Research

Targeted covalent inhibitors: inhibiting monoamine oxidase through non-catalytic amino-acid residues

Code:

Z1-1859

Range:

01. July 2019 - 30. June 2021

Range:

0,5 FTE

Leader:

Damijan Knez

Field:

1-09 Natural sciences and Mathematics - Pharmacy

Abstract:

Monoamine oxidase (MAO) is a flavin-dependent enzyme that catalyzes the oxidation of amines, and has an important role in the homeostasis of biogenic and exogenic amines. Two isoforms of MAO (i.e., MAO-A and MAO-B) are present in most mammalian tissues and are distinguished by their sensitivities to acetylenic inhibitors clorgyline and L-deprenyl, and by their substrate specificities.

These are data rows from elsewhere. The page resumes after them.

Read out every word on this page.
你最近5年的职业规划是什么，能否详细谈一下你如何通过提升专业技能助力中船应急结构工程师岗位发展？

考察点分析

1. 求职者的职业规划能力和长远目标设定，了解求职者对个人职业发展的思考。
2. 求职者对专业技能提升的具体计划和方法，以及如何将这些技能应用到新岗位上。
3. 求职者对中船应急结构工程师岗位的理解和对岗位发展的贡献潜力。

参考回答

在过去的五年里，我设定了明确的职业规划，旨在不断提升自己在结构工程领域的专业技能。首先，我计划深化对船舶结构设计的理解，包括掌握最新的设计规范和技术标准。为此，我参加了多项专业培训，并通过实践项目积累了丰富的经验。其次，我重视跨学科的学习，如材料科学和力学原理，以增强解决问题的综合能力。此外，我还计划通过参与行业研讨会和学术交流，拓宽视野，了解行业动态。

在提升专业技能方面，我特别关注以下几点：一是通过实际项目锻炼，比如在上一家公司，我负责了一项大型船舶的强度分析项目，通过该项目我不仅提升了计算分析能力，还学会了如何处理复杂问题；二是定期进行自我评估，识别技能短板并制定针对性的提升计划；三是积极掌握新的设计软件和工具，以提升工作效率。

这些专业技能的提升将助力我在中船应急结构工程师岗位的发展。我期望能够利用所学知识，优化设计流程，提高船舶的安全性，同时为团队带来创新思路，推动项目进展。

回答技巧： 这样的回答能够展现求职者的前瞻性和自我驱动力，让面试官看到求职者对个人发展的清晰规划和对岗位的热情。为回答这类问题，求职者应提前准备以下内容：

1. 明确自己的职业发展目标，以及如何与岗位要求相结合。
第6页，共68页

Inhibitors of MAO represent an important element in therapeutic armamentarium of depression, as well as Parkinson’s disease, and are gaining much interest in other neurodegenerative disorders such as Alzheimer’s disease. Several lines of evidence have documented the importance of MAO, especially MAO-A, in the field of cardiovascular diseases. With respect to the important pharmacological relevance of MAO, there is a provision for novel MAO inhibitors to battle the aforementioned disorders. Targeted covalent inhibition is a growing and promising area in drug design offering several advantages, such as gains in potency, improved selectivity and prolonged duration of action. Numerous scaffolds have been described and evaluated as MAO inhibitors. Majority of those inhibit MAO in a reversible manner, and the rest irreversibly by forming a covalent adduct with the FAD cofactor. However, targeting non-catalytic amino acid residues of MAO with covalent inhibitors would represent a novel tactic that has not been addressed before.